Documentary Editing, Association for

 

Date of this Version

12-2001

Document Type

Article

Citation

Documentary Editing, Volume 23, Number 4, December 2001.

ISSN 2476-1796 (electronic); ISSN 2167-1451 (print)

Comments

2001 © the Association for Documentary Editing. Used by permission.

Abstract

Professor Burkhardt's detailed and exhaustive analysis of this curious letter has provided a classic case of the kind of problems one might face in textual editing. My own interest in this letter was first generated during my editing of the Hunterian lectures of Darwin's contemporary, Richard Owen. It also relates to my long-term interest in the importance of Darwin's work on invertebrate organisms and its relevance to the origins of his evolutionary theory. This work commenced during his early years in Edinburgh and persisted through the Beagle years and even beyond into his eight years of study of the barnacles. I have also been concerned to determine with more precision the degree to which he may have attended Richard Owen's Hunterian lectures in Comparative Anatomy, delivered at the Royal College of Surgeons in London, that commenced in May 1837 and ran in a yearly series until 1855. These lectures dealt both with topics related to comparative anatomy and also with functional issues, particularly those surrounding the generation of organisms, a subject that formed a prominent focus of display in the Hunterian galleries.

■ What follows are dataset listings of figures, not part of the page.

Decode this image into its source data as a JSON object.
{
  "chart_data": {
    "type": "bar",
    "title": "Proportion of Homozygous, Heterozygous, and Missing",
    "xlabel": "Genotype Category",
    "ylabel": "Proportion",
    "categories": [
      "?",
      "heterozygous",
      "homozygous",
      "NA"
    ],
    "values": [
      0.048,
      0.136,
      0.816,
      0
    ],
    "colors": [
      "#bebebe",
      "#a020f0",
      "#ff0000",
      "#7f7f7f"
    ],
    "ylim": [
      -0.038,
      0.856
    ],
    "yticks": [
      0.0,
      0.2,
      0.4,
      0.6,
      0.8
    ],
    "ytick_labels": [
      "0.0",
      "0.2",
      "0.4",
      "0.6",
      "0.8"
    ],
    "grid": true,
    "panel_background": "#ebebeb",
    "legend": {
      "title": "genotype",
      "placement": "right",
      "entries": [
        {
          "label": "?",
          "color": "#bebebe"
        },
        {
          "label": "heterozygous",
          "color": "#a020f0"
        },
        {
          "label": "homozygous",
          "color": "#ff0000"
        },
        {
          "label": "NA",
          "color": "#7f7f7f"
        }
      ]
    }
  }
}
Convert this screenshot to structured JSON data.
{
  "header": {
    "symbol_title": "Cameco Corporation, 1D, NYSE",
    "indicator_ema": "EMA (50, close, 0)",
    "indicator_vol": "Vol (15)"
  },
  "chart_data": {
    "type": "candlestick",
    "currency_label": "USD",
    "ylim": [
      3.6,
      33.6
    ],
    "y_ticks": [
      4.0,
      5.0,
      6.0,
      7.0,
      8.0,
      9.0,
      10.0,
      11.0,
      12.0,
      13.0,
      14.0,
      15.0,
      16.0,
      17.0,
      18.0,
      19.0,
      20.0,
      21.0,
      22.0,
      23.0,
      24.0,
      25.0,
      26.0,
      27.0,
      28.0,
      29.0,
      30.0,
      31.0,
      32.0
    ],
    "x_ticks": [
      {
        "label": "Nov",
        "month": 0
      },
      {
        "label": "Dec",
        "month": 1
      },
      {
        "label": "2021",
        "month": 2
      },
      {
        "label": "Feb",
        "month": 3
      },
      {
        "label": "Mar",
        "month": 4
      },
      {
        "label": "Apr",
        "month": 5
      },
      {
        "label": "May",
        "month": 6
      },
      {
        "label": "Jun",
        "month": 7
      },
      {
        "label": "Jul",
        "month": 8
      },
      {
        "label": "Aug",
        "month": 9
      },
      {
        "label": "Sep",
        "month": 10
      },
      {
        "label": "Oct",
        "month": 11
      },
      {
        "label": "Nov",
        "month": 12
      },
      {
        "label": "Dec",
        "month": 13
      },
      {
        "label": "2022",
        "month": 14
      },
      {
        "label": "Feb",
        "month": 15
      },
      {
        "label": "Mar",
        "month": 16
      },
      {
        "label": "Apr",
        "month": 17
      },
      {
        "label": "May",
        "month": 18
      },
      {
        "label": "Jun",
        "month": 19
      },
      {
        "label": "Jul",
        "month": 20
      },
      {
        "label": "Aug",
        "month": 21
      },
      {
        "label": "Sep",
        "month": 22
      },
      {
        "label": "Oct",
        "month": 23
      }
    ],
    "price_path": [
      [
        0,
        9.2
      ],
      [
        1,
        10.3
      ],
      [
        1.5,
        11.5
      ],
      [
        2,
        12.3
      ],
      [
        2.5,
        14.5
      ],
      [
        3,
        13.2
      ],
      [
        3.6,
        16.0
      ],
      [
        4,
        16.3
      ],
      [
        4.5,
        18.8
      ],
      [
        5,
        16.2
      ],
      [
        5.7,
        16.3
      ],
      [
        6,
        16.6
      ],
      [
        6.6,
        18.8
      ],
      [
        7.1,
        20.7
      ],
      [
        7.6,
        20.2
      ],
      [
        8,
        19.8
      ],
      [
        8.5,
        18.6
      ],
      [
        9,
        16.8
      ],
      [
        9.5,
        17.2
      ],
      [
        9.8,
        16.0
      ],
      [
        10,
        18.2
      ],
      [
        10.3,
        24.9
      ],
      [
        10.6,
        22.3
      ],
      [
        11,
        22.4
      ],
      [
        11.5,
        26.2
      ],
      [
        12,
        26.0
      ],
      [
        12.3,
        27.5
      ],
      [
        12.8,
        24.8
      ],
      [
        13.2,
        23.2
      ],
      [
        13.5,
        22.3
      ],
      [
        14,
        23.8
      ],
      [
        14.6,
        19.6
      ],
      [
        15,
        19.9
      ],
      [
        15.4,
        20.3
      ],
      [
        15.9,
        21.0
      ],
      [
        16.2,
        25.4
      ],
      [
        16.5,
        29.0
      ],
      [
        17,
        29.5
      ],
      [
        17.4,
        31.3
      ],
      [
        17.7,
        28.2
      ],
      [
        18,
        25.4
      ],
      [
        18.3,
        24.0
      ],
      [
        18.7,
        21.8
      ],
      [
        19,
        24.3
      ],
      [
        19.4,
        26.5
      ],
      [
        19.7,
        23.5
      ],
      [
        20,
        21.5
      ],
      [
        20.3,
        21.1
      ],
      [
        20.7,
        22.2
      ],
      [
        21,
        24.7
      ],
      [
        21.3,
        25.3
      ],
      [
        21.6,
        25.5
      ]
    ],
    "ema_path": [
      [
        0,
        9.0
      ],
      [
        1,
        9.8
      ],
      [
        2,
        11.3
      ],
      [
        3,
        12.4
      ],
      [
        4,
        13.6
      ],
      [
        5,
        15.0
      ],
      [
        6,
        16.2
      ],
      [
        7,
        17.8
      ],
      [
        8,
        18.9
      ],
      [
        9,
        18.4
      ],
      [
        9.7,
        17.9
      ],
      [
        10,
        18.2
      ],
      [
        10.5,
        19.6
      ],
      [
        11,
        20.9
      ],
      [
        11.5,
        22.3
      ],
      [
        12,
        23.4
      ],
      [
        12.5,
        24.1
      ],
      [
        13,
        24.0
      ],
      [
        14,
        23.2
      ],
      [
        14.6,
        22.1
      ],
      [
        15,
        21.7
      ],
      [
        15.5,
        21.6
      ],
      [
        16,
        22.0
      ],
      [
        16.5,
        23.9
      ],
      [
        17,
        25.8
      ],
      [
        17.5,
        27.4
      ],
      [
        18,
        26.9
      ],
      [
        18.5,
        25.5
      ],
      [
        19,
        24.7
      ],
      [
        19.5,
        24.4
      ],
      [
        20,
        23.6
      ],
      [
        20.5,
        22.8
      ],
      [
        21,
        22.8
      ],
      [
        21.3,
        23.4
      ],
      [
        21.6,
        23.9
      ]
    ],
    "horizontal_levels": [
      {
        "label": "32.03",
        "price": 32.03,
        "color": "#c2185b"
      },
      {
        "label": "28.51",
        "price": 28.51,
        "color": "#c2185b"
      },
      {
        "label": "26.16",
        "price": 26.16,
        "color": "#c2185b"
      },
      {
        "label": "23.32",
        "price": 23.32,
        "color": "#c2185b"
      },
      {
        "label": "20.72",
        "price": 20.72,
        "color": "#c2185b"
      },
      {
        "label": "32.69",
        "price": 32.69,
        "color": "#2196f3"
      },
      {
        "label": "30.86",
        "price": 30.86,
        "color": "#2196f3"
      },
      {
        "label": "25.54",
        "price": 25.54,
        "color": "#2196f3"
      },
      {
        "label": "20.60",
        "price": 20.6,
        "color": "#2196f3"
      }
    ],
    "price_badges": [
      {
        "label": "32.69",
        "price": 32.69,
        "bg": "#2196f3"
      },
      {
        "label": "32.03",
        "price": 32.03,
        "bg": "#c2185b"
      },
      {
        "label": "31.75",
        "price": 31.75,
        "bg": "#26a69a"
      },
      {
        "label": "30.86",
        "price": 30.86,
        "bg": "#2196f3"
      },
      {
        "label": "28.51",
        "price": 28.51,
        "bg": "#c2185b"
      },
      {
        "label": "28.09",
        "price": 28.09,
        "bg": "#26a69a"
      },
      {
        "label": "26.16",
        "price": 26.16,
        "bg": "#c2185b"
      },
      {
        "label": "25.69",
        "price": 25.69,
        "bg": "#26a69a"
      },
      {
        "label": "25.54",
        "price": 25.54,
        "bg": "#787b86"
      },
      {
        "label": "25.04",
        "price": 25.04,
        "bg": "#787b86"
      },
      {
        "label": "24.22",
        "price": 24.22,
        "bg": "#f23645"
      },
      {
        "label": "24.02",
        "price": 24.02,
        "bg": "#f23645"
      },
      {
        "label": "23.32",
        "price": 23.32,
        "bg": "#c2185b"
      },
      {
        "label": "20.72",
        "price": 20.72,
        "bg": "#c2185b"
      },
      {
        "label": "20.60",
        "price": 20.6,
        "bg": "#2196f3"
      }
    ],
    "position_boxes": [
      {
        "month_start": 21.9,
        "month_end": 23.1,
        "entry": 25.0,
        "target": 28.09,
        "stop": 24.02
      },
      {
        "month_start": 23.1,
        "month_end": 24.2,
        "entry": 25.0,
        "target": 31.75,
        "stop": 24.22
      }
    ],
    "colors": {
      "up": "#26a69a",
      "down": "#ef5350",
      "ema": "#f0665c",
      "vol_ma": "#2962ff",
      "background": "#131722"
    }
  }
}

The existence of this letter, dated at least by watermark to 1840 or beyond, and the topic of Owen's 1840 lecture series on the generation of animals, including the generation of insects, suggests a plausible context for the letter, although the letter does not specifically mention the lecture series itself. The 1840 series consisted of a sequence of twenty-four lectures on animal generation and reproduction that commenced on Tuesday, April 21 , 1840, and ran each Tuesday, Thursday, and Saturday until Saturday, June 13. On my initial assumption that this was a genuine Darwin letter, it suggested that Darwin might well have attended this series of lectures.